Флоту повезло. Правда у него есть и природное преимущество, которое должно к нему привлекать и тянуть: прелесть и величие самого моря, очарование стихии, служащей фоном во всяком рассказе о жизни на корабле… К этому все более или менее чувствительны, и как бы ни был предвзят и прямолинеен «классовый подход» в изображении событий, стихия все-таки возьмет свое. Если автор бессилен найти для него новые личные слова, то неизбежно воспользуется одним из готовых клише, — и все-таки в его повествование ворвется широкий и вольный морской дух, будто ветер в распахнувшееся окно. О море писать легче, чем о земле. Море, по вековой бессмертной традиции, как бы облагораживает человека, возвышает его, за свой счет делает поэтом, в то время как земля никаких готовых козырей в творческую игру не дает. Оттого у литературы с морем — давняя, неразрывная дружба.

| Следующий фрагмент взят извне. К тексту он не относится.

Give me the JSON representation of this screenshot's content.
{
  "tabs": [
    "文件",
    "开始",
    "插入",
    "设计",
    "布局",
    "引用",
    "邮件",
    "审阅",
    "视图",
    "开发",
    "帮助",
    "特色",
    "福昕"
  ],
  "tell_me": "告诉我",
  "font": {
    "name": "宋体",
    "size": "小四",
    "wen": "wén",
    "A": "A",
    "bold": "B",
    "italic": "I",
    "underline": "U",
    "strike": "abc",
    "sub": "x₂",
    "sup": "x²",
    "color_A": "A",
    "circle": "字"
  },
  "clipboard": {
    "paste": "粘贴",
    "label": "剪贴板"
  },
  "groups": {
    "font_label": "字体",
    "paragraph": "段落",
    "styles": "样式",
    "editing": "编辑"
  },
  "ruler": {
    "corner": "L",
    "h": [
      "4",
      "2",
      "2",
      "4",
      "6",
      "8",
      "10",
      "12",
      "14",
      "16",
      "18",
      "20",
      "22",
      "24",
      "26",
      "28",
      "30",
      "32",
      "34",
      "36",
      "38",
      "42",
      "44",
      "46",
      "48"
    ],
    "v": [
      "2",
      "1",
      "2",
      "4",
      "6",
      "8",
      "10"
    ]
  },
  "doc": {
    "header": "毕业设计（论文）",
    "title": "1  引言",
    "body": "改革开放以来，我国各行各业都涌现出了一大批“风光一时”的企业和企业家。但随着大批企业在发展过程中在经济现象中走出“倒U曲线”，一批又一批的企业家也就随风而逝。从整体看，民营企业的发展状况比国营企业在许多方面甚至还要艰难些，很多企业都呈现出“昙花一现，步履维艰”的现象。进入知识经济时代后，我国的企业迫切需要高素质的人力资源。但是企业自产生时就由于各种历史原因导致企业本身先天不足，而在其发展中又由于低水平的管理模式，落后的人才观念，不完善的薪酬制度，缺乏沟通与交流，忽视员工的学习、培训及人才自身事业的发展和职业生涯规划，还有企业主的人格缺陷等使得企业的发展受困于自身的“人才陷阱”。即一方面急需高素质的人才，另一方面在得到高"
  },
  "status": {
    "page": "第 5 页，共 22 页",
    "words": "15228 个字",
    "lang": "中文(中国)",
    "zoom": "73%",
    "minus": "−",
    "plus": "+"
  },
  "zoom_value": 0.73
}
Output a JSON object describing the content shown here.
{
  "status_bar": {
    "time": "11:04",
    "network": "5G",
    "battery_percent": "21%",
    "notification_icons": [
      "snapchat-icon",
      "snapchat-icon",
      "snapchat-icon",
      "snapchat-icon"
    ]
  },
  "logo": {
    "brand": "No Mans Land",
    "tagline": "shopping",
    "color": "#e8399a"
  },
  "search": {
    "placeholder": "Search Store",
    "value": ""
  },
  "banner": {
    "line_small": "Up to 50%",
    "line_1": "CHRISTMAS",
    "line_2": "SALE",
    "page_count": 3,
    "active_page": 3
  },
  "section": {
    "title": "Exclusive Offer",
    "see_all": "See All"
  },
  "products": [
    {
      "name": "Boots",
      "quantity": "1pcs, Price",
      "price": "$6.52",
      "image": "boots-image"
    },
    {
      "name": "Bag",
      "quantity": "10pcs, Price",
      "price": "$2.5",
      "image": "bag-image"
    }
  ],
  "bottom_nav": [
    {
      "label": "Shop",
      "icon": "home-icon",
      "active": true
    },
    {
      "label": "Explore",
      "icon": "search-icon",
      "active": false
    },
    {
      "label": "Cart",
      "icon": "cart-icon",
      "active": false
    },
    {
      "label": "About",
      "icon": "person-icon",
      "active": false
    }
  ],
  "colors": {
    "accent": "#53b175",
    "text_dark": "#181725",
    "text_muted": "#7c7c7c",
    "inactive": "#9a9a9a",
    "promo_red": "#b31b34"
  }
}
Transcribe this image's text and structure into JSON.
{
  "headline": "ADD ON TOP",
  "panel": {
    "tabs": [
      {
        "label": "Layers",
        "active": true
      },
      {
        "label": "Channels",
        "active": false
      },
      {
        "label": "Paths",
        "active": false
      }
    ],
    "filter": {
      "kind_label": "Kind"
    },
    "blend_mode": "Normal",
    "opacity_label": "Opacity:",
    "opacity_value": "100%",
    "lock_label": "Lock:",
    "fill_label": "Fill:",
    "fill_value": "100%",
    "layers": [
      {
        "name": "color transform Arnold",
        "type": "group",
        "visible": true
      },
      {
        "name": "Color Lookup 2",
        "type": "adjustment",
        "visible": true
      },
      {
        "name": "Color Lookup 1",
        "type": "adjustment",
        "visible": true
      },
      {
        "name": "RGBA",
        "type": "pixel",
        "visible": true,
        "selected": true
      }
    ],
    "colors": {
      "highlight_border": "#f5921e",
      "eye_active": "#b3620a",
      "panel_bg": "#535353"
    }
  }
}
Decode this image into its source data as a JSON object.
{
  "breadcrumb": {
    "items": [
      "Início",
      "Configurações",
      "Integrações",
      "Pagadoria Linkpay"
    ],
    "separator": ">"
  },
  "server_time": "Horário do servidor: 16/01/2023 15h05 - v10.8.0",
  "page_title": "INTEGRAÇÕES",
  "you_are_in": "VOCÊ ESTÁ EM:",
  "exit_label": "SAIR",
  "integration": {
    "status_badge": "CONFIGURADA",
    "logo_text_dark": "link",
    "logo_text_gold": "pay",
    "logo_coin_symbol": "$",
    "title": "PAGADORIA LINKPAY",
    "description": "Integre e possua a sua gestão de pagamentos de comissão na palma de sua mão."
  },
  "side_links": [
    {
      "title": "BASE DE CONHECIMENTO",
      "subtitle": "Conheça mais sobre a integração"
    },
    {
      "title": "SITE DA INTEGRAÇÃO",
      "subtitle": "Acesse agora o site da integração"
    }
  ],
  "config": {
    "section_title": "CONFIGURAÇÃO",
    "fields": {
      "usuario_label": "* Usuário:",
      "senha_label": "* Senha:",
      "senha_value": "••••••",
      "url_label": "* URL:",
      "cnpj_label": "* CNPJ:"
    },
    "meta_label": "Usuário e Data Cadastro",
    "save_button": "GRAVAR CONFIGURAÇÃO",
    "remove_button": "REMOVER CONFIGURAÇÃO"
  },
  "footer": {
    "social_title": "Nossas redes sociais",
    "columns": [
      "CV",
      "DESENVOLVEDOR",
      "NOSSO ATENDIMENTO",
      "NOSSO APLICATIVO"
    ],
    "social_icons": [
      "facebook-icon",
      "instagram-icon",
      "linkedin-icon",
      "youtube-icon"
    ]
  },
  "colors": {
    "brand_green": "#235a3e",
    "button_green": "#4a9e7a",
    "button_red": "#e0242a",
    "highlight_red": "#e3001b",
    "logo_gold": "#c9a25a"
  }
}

Из советских морских романов самый известный — «Цусима» Новикова-Прибоя. Книгу эту в России много читают и довольно единодушно хвалят. Книга не лишена внешней занимательности и написана не без бойкости. Не касаюсь, разумеется, ее политической тенденции, которая грубо односторонняя и порой заставляет автора, участника цусимского боя, бессовестно подтасовывать факты: говорю только о качестве повествования. Увлечение «широких масс» романом Новикова-Прибоя понять можно. Но надо все-таки добавить, что это роман полулитературный: читателя мало-мальски требовательного он не удовлетворит… «Цусима» написана просто, — но и только. Хорошо, что в ней нет вывертов и того, что сейчас в России называют «трюкачеством», но это простота еще первичная, сырая, ни через какие испытания не прошедшая. Такие романы — с диаметрально-противоположной тенденцией, конечно, — помещались в доброе старое время в «Историческом вестнике» или в приложениях к «Ниве» и тоже читались усердно и с увлечением десятками тысяч людей. Никому, однако, не приходило в голову устраивать по их поводу «дискуссии» или писать исследования об их стиле и художественных особенностях. Авторы этих произведений не претендовали и на роль учителей молодежи, как явно претендует охмелевший от комплиментов Новиков-Прибой. Кстати, Горький недавно поставил автора «Цусимы» на место: по существу, это совершенно правильно и справедливо, конечно, но вызвано-то, пожалуй, было тем, что возрастающая популярность одного великого писателя показалась опасной и обидной для другого — единственного, несравненного и величайшего. «Есть в небе солнце — к чему вам звезды!»